IF you have taken a mortgage loan for your house in the state of Maine a few years ago, you might find it worthwhile to consider a mortgage refinance loan. Interest rates have declined in the wake of recessionary fears in the United States, circa February 2008, and it could just be that a mortgage refinance could save you some money every month. Not that this holds true for all mortgagers in Maine, but there's a chance that it holds for you. This article will help you evaluate if a refinance would be in your favor.
Investing in Maine
To get started, you should know what mortgage refinance is. The mortgage loan you took to buy your house is called 'purchase mortgage'. Refinance mortgage is a new loan you take to pay back in full the purchase mortgage and related charges such as penalty for its premature termination. After closing your purchase mortgage account with the refinance mortgage loan, you continue servicing the refinance loan. The property used as collateral for the refinance mortgage is the same as the one for the purchase mortgage.
Apart from the above, a refinance mortgage loan is the same as a purchase mortgage loan: it's a mortgage loan, anyway. So, the rules and regulations -- including interest rates -- governing refinance mortgage is the same as those for purchase mortgage at a given time.
Benefits of mortgage refinance
These vary from person to person depending on their respective needs. Some want to reduce their monthly payments by taking advantage of lower interest rates. Some want to increase their monthly payments so as to finish off the mortgage liability quickly. Some need instant cash, and opt for refinance package that gets them the cash. Some want to change the type of mortgage they have -- say, from a adjustable rate mortgage to an interest-only mortgage. Some others, foreseeing a good increase in their income by the time their refinance mortgage account ends, might want a balloon mortgage (in which you pay low amounts every month, and a lump sum at the maturity of the loan account). There may be more reasons for one to seek mortgage refinance, but these are the commonest ones in the state of Maine.
Two approaches
Since no one knows your need better than you, it is you who has to figure out how you want to benefit from mortgage refinance. The best way to go about is to use online resources and advice from real-world mortgage lenders or brokers. But, given the competitiveness in the mortgage loan market, you should be sure that the deal you are getting is the best you can get. Therefore, you must talk to more than one lender/broker and compare their advice. You don't need to pay anyone anything in Maine until you have formally accepted an offer from one of them.
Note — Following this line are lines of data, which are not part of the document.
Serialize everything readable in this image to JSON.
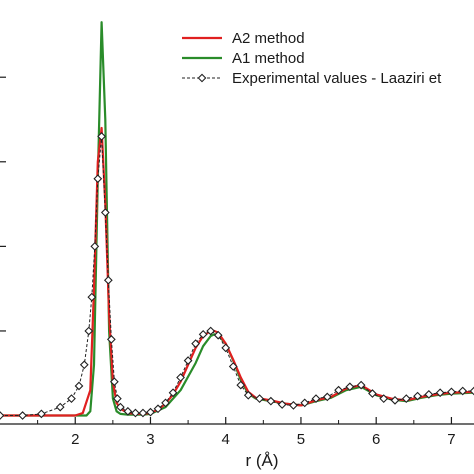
{
  "chart_data": {
    "type": "line",
    "title": "",
    "xlabel": "r (Å)",
    "ylabel": "",
    "xlim": [
      1.0,
      7.3
    ],
    "ylim": [
      -0.1,
      4.7
    ],
    "x_ticks": [
      2,
      3,
      4,
      5,
      6,
      7
    ],
    "x_tick_labels": [
      "2",
      "3",
      "4",
      "5",
      "6",
      "7"
    ],
    "grid": false,
    "legend_position": "top-right",
    "series": [
      {
        "name": "A2 method",
        "color": "#e02020",
        "style": "solid",
        "x": [
          1.0,
          2.0,
          2.1,
          2.2,
          2.25,
          2.3,
          2.35,
          2.4,
          2.45,
          2.5,
          2.55,
          2.6,
          2.7,
          2.8,
          2.9,
          3.0,
          3.1,
          3.2,
          3.3,
          3.4,
          3.5,
          3.6,
          3.7,
          3.8,
          3.85,
          3.9,
          4.0,
          4.1,
          4.2,
          4.3,
          4.4,
          4.6,
          4.8,
          5.0,
          5.2,
          5.4,
          5.6,
          5.8,
          6.0,
          6.2,
          6.4,
          6.6,
          6.8,
          7.0,
          7.3
        ],
        "y": [
          0.0,
          0.0,
          0.03,
          0.3,
          1.5,
          3.0,
          3.4,
          2.5,
          1.2,
          0.4,
          0.15,
          0.08,
          0.03,
          0.02,
          0.02,
          0.03,
          0.07,
          0.14,
          0.25,
          0.4,
          0.6,
          0.8,
          0.94,
          1.0,
          1.0,
          0.98,
          0.85,
          0.66,
          0.45,
          0.28,
          0.21,
          0.18,
          0.14,
          0.12,
          0.18,
          0.22,
          0.32,
          0.36,
          0.25,
          0.2,
          0.18,
          0.22,
          0.25,
          0.27,
          0.28
        ]
      },
      {
        "name": "A1 method",
        "color": "#2a8c2a",
        "style": "solid",
        "x": [
          1.0,
          2.0,
          2.15,
          2.2,
          2.25,
          2.3,
          2.35,
          2.4,
          2.45,
          2.5,
          2.55,
          2.6,
          2.7,
          2.8,
          2.9,
          3.0,
          3.2,
          3.4,
          3.6,
          3.7,
          3.8,
          3.85,
          3.9,
          4.0,
          4.1,
          4.2,
          4.3,
          4.4,
          4.6,
          4.8,
          5.0,
          5.2,
          5.4,
          5.6,
          5.8,
          6.0,
          6.2,
          6.4,
          6.6,
          6.8,
          7.0,
          7.3
        ],
        "y": [
          0.0,
          0.0,
          0.0,
          0.05,
          0.6,
          2.8,
          4.65,
          3.5,
          1.0,
          0.2,
          0.05,
          0.02,
          0.01,
          0.01,
          0.01,
          0.02,
          0.1,
          0.3,
          0.62,
          0.82,
          0.94,
          0.96,
          0.95,
          0.85,
          0.65,
          0.42,
          0.26,
          0.2,
          0.17,
          0.14,
          0.12,
          0.17,
          0.21,
          0.3,
          0.34,
          0.24,
          0.19,
          0.17,
          0.21,
          0.24,
          0.26,
          0.27
        ]
      },
      {
        "name": "Experimental values - Laaziri et",
        "color": "#222222",
        "style": "dashed",
        "marker": "diamond",
        "x": [
          1.0,
          1.3,
          1.55,
          1.8,
          1.95,
          2.05,
          2.12,
          2.18,
          2.22,
          2.26,
          2.3,
          2.35,
          2.4,
          2.44,
          2.48,
          2.52,
          2.56,
          2.6,
          2.7,
          2.8,
          2.9,
          3.0,
          3.1,
          3.2,
          3.3,
          3.4,
          3.5,
          3.6,
          3.7,
          3.8,
          3.9,
          4.0,
          4.1,
          4.2,
          4.3,
          4.45,
          4.6,
          4.75,
          4.9,
          5.05,
          5.2,
          5.35,
          5.5,
          5.65,
          5.8,
          5.95,
          6.1,
          6.25,
          6.4,
          6.55,
          6.7,
          6.85,
          7.0,
          7.15,
          7.3
        ],
        "y": [
          0.0,
          0.0,
          0.02,
          0.1,
          0.2,
          0.35,
          0.6,
          1.0,
          1.4,
          2.0,
          2.8,
          3.3,
          2.4,
          1.6,
          0.9,
          0.4,
          0.2,
          0.1,
          0.05,
          0.03,
          0.03,
          0.04,
          0.08,
          0.15,
          0.27,
          0.45,
          0.65,
          0.85,
          0.96,
          1.0,
          0.95,
          0.8,
          0.58,
          0.36,
          0.24,
          0.2,
          0.17,
          0.13,
          0.12,
          0.15,
          0.2,
          0.22,
          0.3,
          0.34,
          0.36,
          0.26,
          0.2,
          0.18,
          0.2,
          0.23,
          0.25,
          0.27,
          0.28,
          0.29,
          0.29
        ]
      }
    ]
  }
}
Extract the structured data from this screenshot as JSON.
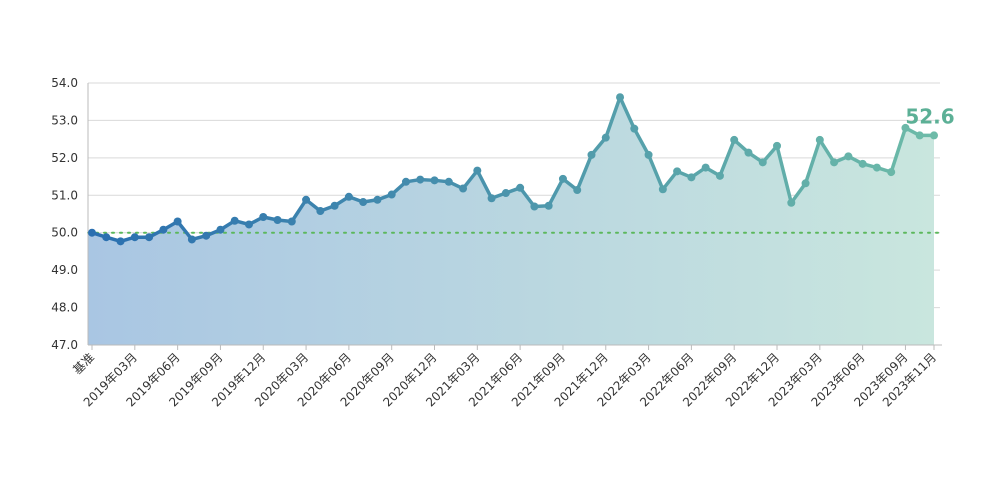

Some advisors recommend first contacts with real-world lenders or brokers and then match their offers with results from online resources, such as mortgage calculators available on the websites of most lenders or brokers in the United States. Some of these websites are www.interest.com, www.mortgageloan.com, www.erate.com, and www.bankrate.com, though there are many more on the worldwide web.
Other advisors recommend first use of online calculators to get an independent idea of what could be in store for you, given your credit profile and other factors. Their argument is that once a person is equipped with knowledge obtained from online resources, he can negotiate better with real-world lenders or brokers.
Which approach is valid
The moot point is that you don't depend on any one source for advice, but on different and competitive sources -- both online and terrestrial. Once you have competitive offers in front of you, you know the one that's best for you. Therefore, both the above approaches are valid. The moot points to remember throughout your refinance-seeking process are that 1) low interest rates alone are not sufficient to judge the cost of the refinance loan (since there are upfront costs you have to pay at the refinance loan signing stage), and 2) low monthly payments are not necessarily indicative of a low interest rate (since the interest burden is spread throughout the life of the loan on a reducing balance basis).
Conclusion
While interest rate is the usually the first magnet for most people to consider the mortgage refinance option, it is crucially important to take into account all other costs of the refinance loan, especially the upfront payments you have to make. The real costs of mortgage refinance is therefore best indicated by the annual percentage rate (APR). Also remember that your mortgage interest (doesn't matter if it's a purchase mortgage or a refinance mortgage) and property taxes you pay in Maine are deductible for each year they are paid.